Differential Diagnosis
Classic galactosemia: Classic galactosemia is an autosomal recessive disorder caused by the deficiency of GALT. It usually arouses clinician suspicion in infants with an abnormal newborn screen, hypergalactosemia, or galactosuria. Almost all the patients manifest in the neonatal period if not diagnosed at birth. Classic galactosemia results in life-threatening complications, including feeding problems, failure to thrive, hepatocellular damage, E. coli sepsis, and bleeding. If dietary restrictions start within ten days of life, complications of liver failure, sepsis, and neonatal death are preventable.
Duarte galactosemia (DG): It is an autosomal recessive condition resulting from partial impairment of galactose-1-phosphate uridyltransferase (GALT).[17] DG is similar to lethal classic galactosemia but with milder symptoms. Hypergalactosemia is not marked as in the classical variety, and many cases are missed in the newborn screen. Severe neonatal complications are preventable if the treatment starts within ten days of life.

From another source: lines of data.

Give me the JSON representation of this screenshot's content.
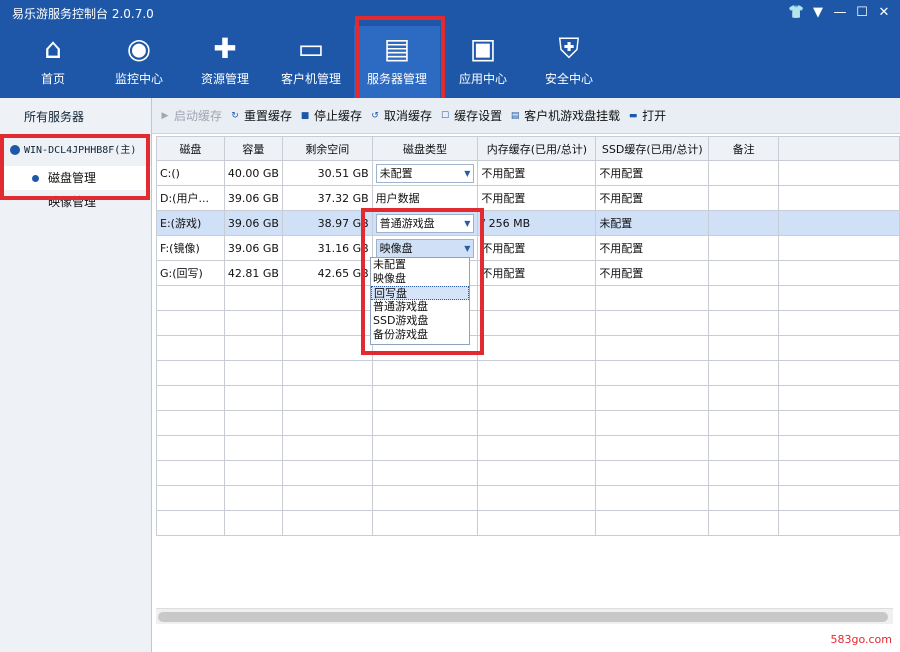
{
  "app": {
    "title": "易乐游服务控制台 2.0.7.0"
  },
  "window_controls": {
    "icons": [
      "shirt-icon",
      "dropdown-icon",
      "minimize-icon",
      "maximize-icon",
      "close-icon"
    ],
    "glyphs": [
      "👕",
      "▼",
      "—",
      "☐",
      "✕"
    ]
  },
  "nav": [
    {
      "label": "首页",
      "icon": "home-icon",
      "glyph": "⌂"
    },
    {
      "label": "监控中心",
      "icon": "eye-icon",
      "glyph": "◉"
    },
    {
      "label": "资源管理",
      "icon": "gamepad-icon",
      "glyph": "✚"
    },
    {
      "label": "客户机管理",
      "icon": "monitor-icon",
      "glyph": "▭"
    },
    {
      "label": "服务器管理",
      "icon": "server-icon",
      "glyph": "▤",
      "active": true
    },
    {
      "label": "应用中心",
      "icon": "toolbox-icon",
      "glyph": "▣"
    },
    {
      "label": "安全中心",
      "icon": "shield-icon",
      "glyph": "⛨"
    }
  ],
  "sidebar": {
    "header": "所有服务器",
    "server": "WIN-DCL4JPHHB8F(主)",
    "items": [
      "磁盘管理",
      "映像管理"
    ]
  },
  "toolbar": [
    {
      "label": "启动缓存",
      "icon": "play-icon",
      "glyph": "▶",
      "disabled": true
    },
    {
      "label": "重置缓存",
      "icon": "reset-icon",
      "glyph": "↻"
    },
    {
      "label": "停止缓存",
      "icon": "stop-icon",
      "glyph": "■"
    },
    {
      "label": "取消缓存",
      "icon": "cancel-icon",
      "glyph": "↺"
    },
    {
      "label": "缓存设置",
      "icon": "checkbox-icon",
      "glyph": "☐"
    },
    {
      "label": "客户机游戏盘挂载",
      "icon": "mount-icon",
      "glyph": "▤"
    },
    {
      "label": "打开",
      "icon": "folder-icon",
      "glyph": "▬"
    }
  ],
  "table": {
    "headers": [
      "磁盘",
      "容量",
      "剩余空间",
      "磁盘类型",
      "内存缓存(已用/总计)",
      "SSD缓存(已用/总计)",
      "备注"
    ],
    "rows": [
      {
        "disk": "C:()",
        "cap": "40.00 GB",
        "free": "30.51 GB",
        "type": "未配置",
        "combo": true,
        "mem": "不用配置",
        "ssd": "不用配置"
      },
      {
        "disk": "D:(用户...",
        "cap": "39.06 GB",
        "free": "37.32 GB",
        "type": "用户数据",
        "combo": false,
        "mem": "不用配置",
        "ssd": "不用配置"
      },
      {
        "disk": "E:(游戏)",
        "cap": "39.06 GB",
        "free": "38.97 GB",
        "type": "普通游戏盘",
        "combo": true,
        "mem": "/ 256 MB",
        "ssd": "未配置",
        "selected": true
      },
      {
        "disk": "F:(镜像)",
        "cap": "39.06 GB",
        "free": "31.16 GB",
        "type": "映像盘",
        "combo": true,
        "mem": "不用配置",
        "ssd": "不用配置",
        "blue": true
      },
      {
        "disk": "G:(回写)",
        "cap": "42.81 GB",
        "free": "42.65 GB",
        "type": "",
        "combo": false,
        "mem": "不用配置",
        "ssd": "不用配置"
      }
    ]
  },
  "dropdown": {
    "options": [
      "未配置",
      "映像盘",
      "回写盘",
      "普通游戏盘",
      "SSD游戏盘",
      "备份游戏盘"
    ],
    "highlighted": "回写盘"
  },
  "watermark": "583go.com"
}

Epimerase deficiency galactosemia: Epimerase deficiency should be considered in an infant with failure to thrive, liver disease, and elevated erythrocyte galactose-1-phosphate concentration with normal GALT enzyme activity. Detection of reduced GALE enzyme activity is diagnostic.[18]
Prognosis
Prognosis is excellent if the patients continue to have galactose free diet. Adequate treatment prevents the formation of cataracts or at least partially resolves them if treatment commences before the cataract maturation.
Complications
Cataract formation and pseudotumor cerebri are the two common complications in galactokinase patients. Despite strict dietary restrictions, there are reports of developmental delay, dyspraxia, and hypogonadotropic hypogonadism in a few patients.
Enhancing Healthcare Team Outcomes
Galactokinase deficiency typically manifests in the neonatal period with either ocular changes or abnormal newborn screening. Early initiation of treatment is critical to prevent the formation of the cataract. The abnormal newborn screening requires careful interpretation carefully, and further workup should take place as early as possible.
Galactokinase deficiency is best managed by an interprofessional team approach, including a neonatologist, geneticist, dieticians, ophthalmologist, and pediatric neurologist. Genetic counselors play a significant role in providing parental reproductive risk counseling and prenatal diagnosis. Galactokinase patients need medical, educational, psychosocial, and financial support services in their local communities.